精神鑑定

当直をしつつ、精神鑑定本の1冊を読む。ほんの少しだけど。

精神鑑定事例集

精神鑑定事例集

中田修氏は精神鑑定の大御所。今活躍中(いやちょっと古いか…)の福島章氏や小田晋氏の師匠でもある。
で、読んだのは大久保清鑑定。
大久保清は1971年3-5月のわずか41日間に8人の女性を殺害した大量殺人者。そういう世間を騒がす大事件が起きると、世の人々は動機を求める。それがわからないと気持ちが悪いから。評論家はもっともらしいコメントをし、精神科医は動機の解明を、事件を起こした原因は何なのかその究明を期待される。が、大抵はわからない。いや説明はされるけど…大久保清の場合は(詳しい説明は省くが)兄への殺意が「私には親(ないしは親戚)に警察官がいるのよ」といって抵抗する女性への殺意へ転化されたとの本人の言葉と推測がある。個人的動機としてはともかく、一般的に納得できる動機ではないでしょう。もちろん、特異な事件だから特異な理由があって良いんだけれども、「なぜそれが殺人につながるのか」はやはり理解不能である。清は本音を語らず、それが鑑定人のもどかしさにつながっている記述があるが、たとえ本音がわかったところでやっぱりわからないんじゃないかなと思います。


それにしても中田氏の鑑定の詳細さ、徹底ぶりに凄さを感じる共に、読む者に疲れを覚えさせるだろう。そして結局何があの極悪犯罪の原因となったかはわからないからね〜。
どんなひどい環境に育ってもそれだけで犯罪者は育たない。清は兄と何人かの姉妹がいるが、殺人者は清だけだ。じゃぁ生物学的理由か。清の母方には犯罪者が多かった。でもやはり清の姉妹たちは別段性格異常者でもなければ犯罪を犯してもいない。ありきたりな説明を超えて、犯罪に至らしめるのは何なのでしょうかね。


ところで、精神鑑定にもマニュアル本がある↓。

精神鑑定実践マニュアル―臨床から法廷まで

精神鑑定実践マニュアル―臨床から法廷まで

これはそのものずばり。私は簡易鑑定を3回やった(窃盗、窃盗未遂容疑、無銭飲食)ことがあるが、大いに参考になった。ただ、起訴前簡易鑑定でこの本にあるように証人として裁判に出廷させられる可能性があるならたまらんなぁ…。

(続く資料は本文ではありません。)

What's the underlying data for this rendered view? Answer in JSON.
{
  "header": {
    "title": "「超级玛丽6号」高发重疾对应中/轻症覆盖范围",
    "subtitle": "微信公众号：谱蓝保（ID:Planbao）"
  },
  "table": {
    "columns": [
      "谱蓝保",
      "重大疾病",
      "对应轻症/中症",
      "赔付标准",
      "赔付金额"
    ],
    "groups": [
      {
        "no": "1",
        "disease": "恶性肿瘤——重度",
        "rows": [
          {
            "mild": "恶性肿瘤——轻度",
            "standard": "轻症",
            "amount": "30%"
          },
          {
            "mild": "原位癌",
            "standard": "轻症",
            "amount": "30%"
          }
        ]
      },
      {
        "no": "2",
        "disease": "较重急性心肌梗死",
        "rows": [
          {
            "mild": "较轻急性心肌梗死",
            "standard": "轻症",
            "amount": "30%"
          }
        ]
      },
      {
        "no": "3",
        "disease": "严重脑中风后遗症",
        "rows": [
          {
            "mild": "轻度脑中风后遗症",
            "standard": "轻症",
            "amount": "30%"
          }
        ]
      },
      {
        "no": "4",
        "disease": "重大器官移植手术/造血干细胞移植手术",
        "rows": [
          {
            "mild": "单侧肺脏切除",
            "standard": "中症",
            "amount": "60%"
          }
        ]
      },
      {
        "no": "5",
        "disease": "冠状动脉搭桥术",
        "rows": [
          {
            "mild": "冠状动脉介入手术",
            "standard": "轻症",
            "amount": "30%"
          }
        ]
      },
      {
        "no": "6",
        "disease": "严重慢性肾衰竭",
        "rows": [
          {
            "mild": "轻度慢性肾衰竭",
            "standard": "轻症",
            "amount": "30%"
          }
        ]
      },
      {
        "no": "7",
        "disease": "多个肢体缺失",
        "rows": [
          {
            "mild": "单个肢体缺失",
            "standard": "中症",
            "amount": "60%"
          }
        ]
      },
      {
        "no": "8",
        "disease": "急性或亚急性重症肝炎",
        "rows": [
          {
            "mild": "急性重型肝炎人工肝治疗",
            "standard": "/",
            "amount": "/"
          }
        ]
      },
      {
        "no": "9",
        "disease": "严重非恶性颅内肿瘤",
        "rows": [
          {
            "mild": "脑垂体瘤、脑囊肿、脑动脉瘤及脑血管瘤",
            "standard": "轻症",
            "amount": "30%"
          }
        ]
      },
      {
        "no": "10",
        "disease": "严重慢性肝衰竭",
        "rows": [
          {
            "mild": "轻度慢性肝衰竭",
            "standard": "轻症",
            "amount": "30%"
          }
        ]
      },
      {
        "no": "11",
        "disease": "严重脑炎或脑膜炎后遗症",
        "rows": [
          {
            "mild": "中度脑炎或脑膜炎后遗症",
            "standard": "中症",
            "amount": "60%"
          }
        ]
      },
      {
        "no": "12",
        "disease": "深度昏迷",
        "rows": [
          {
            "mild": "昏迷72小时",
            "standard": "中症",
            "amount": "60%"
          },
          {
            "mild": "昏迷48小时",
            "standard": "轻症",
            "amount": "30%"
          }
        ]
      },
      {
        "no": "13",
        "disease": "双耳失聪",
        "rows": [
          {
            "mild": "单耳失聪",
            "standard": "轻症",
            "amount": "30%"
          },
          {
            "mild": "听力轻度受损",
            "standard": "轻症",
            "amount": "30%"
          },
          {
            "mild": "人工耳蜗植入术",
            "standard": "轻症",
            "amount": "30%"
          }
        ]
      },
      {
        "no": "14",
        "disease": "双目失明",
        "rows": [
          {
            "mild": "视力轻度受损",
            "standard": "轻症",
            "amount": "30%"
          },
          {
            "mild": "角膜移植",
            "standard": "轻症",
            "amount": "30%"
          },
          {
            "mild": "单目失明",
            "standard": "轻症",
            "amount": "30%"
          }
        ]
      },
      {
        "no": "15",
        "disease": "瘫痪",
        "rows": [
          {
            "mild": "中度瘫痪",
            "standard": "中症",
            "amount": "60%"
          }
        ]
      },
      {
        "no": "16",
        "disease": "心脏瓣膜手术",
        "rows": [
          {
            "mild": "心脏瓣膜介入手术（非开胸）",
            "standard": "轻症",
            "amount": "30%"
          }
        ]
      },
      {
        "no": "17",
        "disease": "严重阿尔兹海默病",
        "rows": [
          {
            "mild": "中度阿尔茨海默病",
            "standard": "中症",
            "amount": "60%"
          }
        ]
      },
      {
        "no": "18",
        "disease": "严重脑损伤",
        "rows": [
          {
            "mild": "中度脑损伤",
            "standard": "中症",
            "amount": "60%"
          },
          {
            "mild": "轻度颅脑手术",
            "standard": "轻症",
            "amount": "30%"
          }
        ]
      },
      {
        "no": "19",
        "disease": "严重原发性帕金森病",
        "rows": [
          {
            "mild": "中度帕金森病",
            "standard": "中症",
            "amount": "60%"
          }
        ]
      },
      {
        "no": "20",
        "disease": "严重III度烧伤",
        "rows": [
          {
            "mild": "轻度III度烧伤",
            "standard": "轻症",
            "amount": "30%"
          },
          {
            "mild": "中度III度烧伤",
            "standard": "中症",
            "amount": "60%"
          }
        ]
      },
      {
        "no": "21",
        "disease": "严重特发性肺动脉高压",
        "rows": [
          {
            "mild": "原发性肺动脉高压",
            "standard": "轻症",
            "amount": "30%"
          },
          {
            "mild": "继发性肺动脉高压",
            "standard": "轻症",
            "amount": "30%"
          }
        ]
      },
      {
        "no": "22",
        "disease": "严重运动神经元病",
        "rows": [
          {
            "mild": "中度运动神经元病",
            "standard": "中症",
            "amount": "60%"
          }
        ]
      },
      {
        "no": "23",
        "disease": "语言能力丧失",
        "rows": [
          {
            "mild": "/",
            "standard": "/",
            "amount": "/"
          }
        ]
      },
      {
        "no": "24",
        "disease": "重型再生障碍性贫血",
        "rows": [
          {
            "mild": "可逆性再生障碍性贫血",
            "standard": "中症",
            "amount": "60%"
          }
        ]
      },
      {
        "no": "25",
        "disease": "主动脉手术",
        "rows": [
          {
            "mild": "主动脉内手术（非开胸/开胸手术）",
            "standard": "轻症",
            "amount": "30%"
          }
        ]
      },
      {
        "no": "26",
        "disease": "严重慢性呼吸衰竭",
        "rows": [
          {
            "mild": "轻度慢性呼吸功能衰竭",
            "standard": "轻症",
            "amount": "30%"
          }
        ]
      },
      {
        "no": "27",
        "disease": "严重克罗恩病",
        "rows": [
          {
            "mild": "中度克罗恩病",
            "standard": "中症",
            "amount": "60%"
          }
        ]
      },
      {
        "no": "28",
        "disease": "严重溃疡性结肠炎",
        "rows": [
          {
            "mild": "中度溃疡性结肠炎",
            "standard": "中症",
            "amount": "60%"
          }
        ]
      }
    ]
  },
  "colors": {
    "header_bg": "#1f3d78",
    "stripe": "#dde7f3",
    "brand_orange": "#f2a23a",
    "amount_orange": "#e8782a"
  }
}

福島章のこの本には精神鑑定の基礎となる知識を教えてもらった。

ただ、最近のこの人は大丈夫なのか?と目を疑う記述のある本もあったりする↓。
子どもの脳が危ない (PHP新書)

子どもの脳が危ない (PHP新書)


精神鑑定の事件史―犯罪は何を語るか (中公新書)

精神鑑定の事件史―犯罪は何を語るか (中公新書)

大学生の時面白く読んだのはこれだった。
あの、ダニエル・キイスのビリー・ミリガンは詐病だと説得力を持って論じていて、新鮮だった。自分も今ではビリー・ミリガンが真性の多重人格者であったとは思っていないし、起訴されたレイプ事件において責任能力が無かったとは考えない。